A rally to elevate Black voices in Victoria is planned for Sunday, and thousands are anticipated to show up.
The demonstration – organized by the same people who put together the first one that took place on Monday – is a rally for peace according to organizer Vanessa Simon.
“It’s a simple ask,” Simon said. “We want to be able to live and have our voices heard.”
Seeing anti-Black racism rallies and protests unfold in the U.S. made her feel helpless, sad, angry and alone particularly as she realized nothing was being organized in Victoria prior to Monday, she said.
“I honestly felt I was one of the very few Black people in Victoria, I just felt alone,” Simon said.
Lying in bed in the early hours of Monday morning, Simon decided to put together a last-minute event for that evening and with the help of her friend and co-organizer of the upcoming rally, Pam Buisa, support from allies and Black community members appeared. Those who attended the rally walked through the streets of Victoria and gathered at the B.C. Parliament Buildings to hold a vigil and call for peace.
“It was just so beautiful and amazing to see the community come together so quickly,” Simon said.
On Sunday, the rally will be held in a different location – Centennial Square. While the crowd is expected to be even larger, Simon said she hopes that means they’ll be able to spill into the streets and have a presence in downtown Victoria.
“I think City Hall is an important space for the movement,” Simon said. “There’s been a lot of rallies at Parliament. We want to take up space and let people know that we are here.”
Considerations in regards to the COVID-19 pandemic will be in place including tables for sanitation with people handing out masks and gloves and volunteers who will be there to reinforce social distancing.
Working with the City
Simon said the organizers have been working with the City of Victoria and particularly with Coun. Sharmarke Dubow who has been supporting them.
“The reality is that the under-representation in politics and too many professional fields impacts how Black people see themselves in the spaces they exist and move through,” Dubow said. “We need broader racial, social and systematic change. More than ever, I believe that it is important we discuss the inequalities and injustice that exists.”
In Victoria, Dubow said one of the many things that could change is hiring practices amongst businesses and all levels of government so that a more diverse workforce is created. He said looking at the school curriculum is important as well so Black and Indigenous students are able to see themselves reflected in it.
“We need transformative solidarity and transformative change,” Dubow said. “People should be having these conversations at their kitchen tables, with their colleagues at work, with friends and family.”
In a Twitter thread, Dubow said violence against Black people has to be called for what it is and that Black lives need to be seen as fully human. He said historical and generational inequalities and injustices cannot be ignored.
I often hear all lives matter or I don’t see color.

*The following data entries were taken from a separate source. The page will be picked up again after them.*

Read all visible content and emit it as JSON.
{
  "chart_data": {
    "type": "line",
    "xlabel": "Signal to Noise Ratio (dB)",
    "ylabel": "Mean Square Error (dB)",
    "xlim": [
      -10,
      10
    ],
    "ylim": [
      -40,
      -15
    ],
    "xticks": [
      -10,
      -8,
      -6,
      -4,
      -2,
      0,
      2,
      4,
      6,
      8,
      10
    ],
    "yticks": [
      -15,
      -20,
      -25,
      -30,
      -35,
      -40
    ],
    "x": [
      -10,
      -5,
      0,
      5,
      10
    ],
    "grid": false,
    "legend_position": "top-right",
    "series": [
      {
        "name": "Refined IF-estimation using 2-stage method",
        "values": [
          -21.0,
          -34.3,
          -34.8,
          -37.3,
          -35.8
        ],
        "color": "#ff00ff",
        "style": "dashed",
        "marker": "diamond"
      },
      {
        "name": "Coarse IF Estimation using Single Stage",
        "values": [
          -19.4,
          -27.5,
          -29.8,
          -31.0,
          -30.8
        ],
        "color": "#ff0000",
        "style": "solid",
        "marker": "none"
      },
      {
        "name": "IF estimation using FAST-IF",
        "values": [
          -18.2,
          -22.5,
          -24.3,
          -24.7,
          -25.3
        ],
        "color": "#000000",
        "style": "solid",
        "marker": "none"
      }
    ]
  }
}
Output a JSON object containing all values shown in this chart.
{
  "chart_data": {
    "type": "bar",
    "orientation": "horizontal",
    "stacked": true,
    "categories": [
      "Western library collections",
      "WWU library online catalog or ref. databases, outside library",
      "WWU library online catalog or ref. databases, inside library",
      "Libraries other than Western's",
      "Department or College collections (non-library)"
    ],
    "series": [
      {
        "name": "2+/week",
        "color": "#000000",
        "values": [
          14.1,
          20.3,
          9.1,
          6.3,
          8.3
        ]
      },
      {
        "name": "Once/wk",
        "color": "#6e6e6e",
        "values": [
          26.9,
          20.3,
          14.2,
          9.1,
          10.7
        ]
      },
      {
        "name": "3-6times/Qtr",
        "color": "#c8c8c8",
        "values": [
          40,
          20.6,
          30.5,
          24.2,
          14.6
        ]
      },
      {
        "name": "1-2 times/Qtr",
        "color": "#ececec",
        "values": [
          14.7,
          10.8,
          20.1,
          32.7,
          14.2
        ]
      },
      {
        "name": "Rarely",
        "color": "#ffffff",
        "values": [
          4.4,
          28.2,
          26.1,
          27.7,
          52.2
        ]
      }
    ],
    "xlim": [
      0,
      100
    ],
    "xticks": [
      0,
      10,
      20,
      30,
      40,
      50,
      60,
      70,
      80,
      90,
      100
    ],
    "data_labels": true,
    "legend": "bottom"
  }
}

I want to emphasize that black lives matter is not a term of confrontation but rather an opportunity to reflect on the historical and contemporary realities of black people in this country. 1/ https://t.co/5jUdETOmqb
— Sharmarke Dubow (@deardubow) June 2, 2020
Working with the police
Organizers have also been in contact with the Victoria Police Department in regards to the last rally and this upcoming one. Simon said on Monday, officers were peaceful and escorted demonstrators down Government Street to the B.C. Parliament Buildings.
Victoria Police chief Del Manak said he will be at Sunday’s rally as a citizen – not in uniform – to stand in solidarity with a message he believes in.

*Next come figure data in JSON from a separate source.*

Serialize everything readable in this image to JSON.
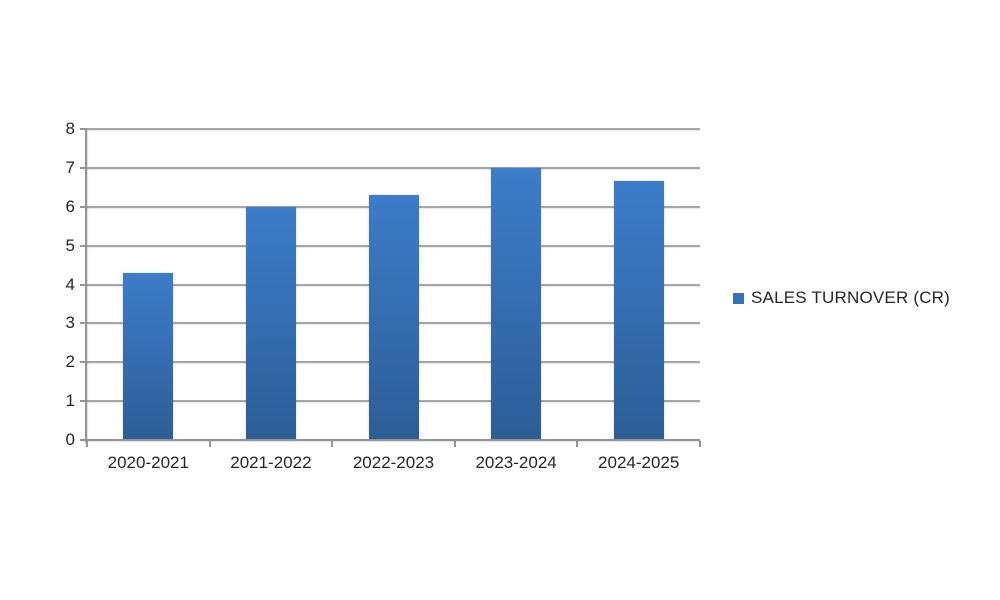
{
  "chart_data": {
    "type": "bar",
    "title": "",
    "xlabel": "",
    "ylabel": "",
    "categories": [
      "2020-2021",
      "2021-2022",
      "2022-2023",
      "2023-2024",
      "2024-2025"
    ],
    "series": [
      {
        "name": "SALES TURNOVER (CR)",
        "values": [
          4.3,
          6.0,
          6.3,
          7.0,
          6.65
        ]
      }
    ],
    "ylim": [
      0,
      8
    ],
    "yticks": [
      0,
      1,
      2,
      3,
      4,
      5,
      6,
      7,
      8
    ],
    "grid": true,
    "legend_position": "right",
    "colors": {
      "bar_gradient_top": "#3D7CCA",
      "bar_gradient_bottom": "#2C5E96",
      "legend_swatch": "#3273B9",
      "gridline": "#A6A6A6",
      "axis": "#949494",
      "text": "#262626",
      "background": "#FFFFFF"
    }
  }
}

In regards to the death of George Floyd in the U.S. and the subsequent protests that have ensued across American cities, Manak said, “It was disturbing to look at the callousness and disregard shown to [Floyd].”
“I think everyone stands united that it was criminal and absolutely unacceptable in meeting any standard of care that police owe all citizens,” Manak said.

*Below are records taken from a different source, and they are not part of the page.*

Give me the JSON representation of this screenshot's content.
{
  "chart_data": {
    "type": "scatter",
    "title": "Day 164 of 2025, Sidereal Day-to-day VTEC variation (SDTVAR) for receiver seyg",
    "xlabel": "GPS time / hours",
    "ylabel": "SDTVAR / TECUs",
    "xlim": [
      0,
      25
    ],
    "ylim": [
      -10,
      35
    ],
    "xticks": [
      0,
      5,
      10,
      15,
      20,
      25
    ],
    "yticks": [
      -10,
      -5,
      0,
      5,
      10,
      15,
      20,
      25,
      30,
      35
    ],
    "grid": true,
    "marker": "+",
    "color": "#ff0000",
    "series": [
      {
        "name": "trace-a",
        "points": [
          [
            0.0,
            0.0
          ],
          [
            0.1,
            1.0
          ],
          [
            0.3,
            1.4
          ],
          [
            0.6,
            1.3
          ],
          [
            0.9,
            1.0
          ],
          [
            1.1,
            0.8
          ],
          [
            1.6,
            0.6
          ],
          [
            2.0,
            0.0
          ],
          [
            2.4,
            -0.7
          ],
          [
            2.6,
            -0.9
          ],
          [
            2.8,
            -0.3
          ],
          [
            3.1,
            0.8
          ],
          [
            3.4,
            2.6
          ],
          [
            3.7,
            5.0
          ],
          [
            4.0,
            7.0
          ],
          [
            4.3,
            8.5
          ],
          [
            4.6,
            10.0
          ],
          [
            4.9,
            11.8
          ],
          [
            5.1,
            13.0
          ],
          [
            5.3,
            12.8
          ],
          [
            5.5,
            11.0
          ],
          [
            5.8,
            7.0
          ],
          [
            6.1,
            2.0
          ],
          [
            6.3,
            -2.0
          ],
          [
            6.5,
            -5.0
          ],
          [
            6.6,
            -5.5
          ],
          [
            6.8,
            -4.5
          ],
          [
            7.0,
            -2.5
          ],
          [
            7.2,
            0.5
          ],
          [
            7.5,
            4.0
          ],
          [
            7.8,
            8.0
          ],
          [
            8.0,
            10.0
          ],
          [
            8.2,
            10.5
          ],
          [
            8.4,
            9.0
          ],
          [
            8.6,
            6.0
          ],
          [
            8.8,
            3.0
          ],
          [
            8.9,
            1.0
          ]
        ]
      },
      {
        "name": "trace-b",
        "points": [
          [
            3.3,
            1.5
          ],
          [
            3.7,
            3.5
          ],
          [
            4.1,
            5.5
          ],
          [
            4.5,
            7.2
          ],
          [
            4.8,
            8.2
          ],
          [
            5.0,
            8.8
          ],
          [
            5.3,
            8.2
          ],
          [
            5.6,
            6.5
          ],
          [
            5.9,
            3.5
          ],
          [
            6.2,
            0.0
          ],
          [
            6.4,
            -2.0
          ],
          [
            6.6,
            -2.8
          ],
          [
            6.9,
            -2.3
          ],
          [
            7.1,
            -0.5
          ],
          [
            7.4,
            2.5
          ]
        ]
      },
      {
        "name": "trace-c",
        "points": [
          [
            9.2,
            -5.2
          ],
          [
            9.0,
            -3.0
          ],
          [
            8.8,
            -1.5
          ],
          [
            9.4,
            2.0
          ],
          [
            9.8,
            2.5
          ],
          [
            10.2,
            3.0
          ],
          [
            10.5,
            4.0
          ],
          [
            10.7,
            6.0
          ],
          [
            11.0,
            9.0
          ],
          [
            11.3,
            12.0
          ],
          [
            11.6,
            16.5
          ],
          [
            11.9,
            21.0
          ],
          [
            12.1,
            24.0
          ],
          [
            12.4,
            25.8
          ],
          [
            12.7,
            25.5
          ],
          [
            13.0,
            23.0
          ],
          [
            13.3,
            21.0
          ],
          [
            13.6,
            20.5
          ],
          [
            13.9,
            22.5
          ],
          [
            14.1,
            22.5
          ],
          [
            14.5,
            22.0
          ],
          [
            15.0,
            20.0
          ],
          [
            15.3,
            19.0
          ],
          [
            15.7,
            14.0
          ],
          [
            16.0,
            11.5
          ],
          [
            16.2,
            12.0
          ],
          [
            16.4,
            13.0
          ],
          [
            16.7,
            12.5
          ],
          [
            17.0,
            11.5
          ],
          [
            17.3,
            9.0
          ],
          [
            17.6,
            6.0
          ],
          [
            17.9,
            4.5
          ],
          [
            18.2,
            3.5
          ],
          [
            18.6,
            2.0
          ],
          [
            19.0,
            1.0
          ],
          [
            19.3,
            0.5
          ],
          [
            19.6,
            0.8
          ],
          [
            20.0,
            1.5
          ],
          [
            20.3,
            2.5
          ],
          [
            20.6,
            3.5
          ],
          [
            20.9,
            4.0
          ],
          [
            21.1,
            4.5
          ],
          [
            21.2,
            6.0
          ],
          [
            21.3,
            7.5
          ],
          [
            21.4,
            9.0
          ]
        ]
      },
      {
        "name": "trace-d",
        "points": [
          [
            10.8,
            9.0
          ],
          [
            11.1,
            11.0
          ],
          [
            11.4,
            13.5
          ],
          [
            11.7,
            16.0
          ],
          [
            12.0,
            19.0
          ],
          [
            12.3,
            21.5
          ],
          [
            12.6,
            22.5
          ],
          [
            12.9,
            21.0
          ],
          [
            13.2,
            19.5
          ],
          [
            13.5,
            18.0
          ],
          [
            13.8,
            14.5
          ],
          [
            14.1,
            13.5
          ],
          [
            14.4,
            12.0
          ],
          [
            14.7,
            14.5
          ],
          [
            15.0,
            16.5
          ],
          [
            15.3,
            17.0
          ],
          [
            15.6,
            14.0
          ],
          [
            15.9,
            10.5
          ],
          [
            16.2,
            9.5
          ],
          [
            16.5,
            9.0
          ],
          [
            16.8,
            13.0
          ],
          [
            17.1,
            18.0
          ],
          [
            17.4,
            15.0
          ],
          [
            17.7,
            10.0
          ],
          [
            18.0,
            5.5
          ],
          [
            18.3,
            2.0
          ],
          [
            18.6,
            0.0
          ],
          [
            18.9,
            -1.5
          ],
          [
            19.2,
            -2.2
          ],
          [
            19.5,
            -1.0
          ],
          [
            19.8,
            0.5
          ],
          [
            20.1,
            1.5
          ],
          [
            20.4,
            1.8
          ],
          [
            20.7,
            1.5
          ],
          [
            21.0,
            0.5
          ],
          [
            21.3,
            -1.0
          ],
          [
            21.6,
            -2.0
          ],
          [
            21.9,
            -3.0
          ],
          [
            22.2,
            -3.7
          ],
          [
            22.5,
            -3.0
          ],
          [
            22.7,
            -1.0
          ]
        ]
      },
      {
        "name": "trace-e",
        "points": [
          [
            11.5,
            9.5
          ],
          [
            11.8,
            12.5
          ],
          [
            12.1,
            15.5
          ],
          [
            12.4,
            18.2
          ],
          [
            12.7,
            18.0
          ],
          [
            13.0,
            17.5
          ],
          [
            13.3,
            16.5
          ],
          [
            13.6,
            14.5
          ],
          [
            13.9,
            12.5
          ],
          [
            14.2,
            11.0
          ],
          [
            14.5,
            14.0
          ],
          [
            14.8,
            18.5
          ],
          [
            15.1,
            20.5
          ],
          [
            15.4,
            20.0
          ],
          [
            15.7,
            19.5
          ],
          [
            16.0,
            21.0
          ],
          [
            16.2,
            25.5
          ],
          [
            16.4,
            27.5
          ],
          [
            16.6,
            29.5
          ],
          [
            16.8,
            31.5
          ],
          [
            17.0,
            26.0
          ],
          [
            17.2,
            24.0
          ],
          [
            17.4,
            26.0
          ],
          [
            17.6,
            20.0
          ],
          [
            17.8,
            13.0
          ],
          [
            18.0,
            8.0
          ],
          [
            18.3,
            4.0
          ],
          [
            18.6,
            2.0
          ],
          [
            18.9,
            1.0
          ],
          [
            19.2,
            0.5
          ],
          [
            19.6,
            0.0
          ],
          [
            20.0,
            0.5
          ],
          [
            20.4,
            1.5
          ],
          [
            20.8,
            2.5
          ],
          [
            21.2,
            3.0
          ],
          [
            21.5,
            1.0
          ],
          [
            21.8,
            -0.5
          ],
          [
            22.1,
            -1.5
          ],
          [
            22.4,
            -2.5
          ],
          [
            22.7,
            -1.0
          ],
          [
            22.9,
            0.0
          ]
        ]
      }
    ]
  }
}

He also said the protests show the challenges police in the U.S. are dealing with and that he is thankful police relationships in Canada are more supportive, noting the independent civilian oversight committee that holds VicPD to account.
“It’s critical that VicPD maintain the public’s trust and confidence,” Manak said. “We cannot do our job unless our community gives us that social licence to carry on our duties and do it effectively.”
Many calls to defund the police have been highlighted as the protests in the U.S. continue. Manak said he does not believe defunding the police will increase community safety. Instead, he said the role of police – starting with who is hired as an officer – needs to be examined followed by providing officers with the right tools, equipment and training on how to engage with the community.
“Who am I bringing in the door that I’m going to trust to be on the police department? I can tell you many people don’t make it through the process,” Manak said. “We hire people who lead with dignity and respect.”
Manak noted that the police department has various training models for officers including a program where vulnerable and marginalized individuals who have had real experiences with VicPD can talk about their story with officers and describe how they felt and what needs to change. All officers have also gone through bias-free police training.
“I think what we need to do is stop and listen to the unified voice of many about what the injustices are and where we are as a community when it comes to hate, racism and discrimination,” Manak said.
The Peace Rally for Black Lives takes place on Sunday, June 7 from 4 p.m. to 8 p.m. at Centennial Square. Organizers ask that attendees bring signs, wear masks, bring candles for a vigil and wear black or white.